But for humans whose life span rarely reaches more than 100 years, how can we be so sure of that ancient date? Even the Greeks and Romans realized that layers of sediment in rock signified old age.
But it wasn't until the late 1700s -- when Scottish geologist James Hutton, who observed sediments building up on the landscape, set out to show that rocks were time clocks -- that serious scientific interest in geological age began.
The age of the fossil must be determined so it can be compared to other fossil species from the same time period.
Understanding the ages of related fossil species helps scientists piece together the evolutionary history of a group of organisms.
Despite seeming like a relatively stable place, the Earth's surface has changed dramatically over the past 4.6 billion years.
Mountains have been built and eroded, continents and oceans have moved great distances, and the Earth has fluctuated from being extremely cold and almost completely covered with ice to being very warm and ice-free.

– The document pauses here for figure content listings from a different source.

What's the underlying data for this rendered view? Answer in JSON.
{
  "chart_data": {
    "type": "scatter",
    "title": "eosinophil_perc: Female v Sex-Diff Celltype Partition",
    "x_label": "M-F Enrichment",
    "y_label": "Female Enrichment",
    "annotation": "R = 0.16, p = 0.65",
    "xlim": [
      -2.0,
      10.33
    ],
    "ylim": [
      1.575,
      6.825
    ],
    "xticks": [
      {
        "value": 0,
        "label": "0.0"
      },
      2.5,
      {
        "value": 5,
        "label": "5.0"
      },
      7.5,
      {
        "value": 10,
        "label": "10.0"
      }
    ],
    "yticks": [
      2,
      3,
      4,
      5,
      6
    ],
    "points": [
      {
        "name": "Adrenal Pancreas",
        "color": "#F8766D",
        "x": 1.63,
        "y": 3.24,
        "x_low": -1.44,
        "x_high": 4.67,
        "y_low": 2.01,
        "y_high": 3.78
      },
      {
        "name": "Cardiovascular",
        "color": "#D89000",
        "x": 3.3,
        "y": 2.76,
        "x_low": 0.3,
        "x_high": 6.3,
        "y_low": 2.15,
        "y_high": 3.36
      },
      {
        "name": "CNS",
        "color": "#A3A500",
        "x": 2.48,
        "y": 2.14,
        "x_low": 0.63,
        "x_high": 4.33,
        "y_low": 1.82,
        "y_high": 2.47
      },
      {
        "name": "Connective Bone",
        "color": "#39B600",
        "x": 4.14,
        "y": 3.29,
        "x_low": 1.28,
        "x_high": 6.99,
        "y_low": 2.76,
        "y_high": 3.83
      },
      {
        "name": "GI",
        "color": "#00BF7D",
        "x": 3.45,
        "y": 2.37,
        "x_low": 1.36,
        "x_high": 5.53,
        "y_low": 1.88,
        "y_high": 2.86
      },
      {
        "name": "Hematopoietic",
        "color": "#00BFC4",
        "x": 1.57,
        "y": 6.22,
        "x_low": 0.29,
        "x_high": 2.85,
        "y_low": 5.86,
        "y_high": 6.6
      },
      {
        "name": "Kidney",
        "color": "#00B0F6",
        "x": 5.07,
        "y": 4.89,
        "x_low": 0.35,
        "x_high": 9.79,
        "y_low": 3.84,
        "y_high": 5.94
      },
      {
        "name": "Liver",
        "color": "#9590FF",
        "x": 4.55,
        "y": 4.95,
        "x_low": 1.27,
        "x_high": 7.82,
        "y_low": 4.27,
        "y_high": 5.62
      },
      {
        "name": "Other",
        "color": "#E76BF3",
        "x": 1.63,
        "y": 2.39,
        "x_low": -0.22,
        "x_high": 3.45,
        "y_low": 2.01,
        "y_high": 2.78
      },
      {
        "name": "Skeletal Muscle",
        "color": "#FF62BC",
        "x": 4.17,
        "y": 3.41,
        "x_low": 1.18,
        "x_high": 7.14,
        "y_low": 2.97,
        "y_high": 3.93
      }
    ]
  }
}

Most people think that radioactive dating has proven the earth is billions of years old.Before then, the Bible had provided the only estimate for the age of the world: about 6,000 years, with Genesis as the history book.Hutton's theories were short on evidence at first, but by 1830 most scientists concurred that Noah's ark was more allegory than reality as they documented geological layering.Geologist Ralph Harvey and historian Mott Greene explain the principles of radiometric dating and its application in determining the age of Earth.As the uranium in rocks decays, it emits subatomic particles and turns into lead at a constant rate.Using fossils as guides, they began to piece together a crude history of Earth, but it was an imperfect history.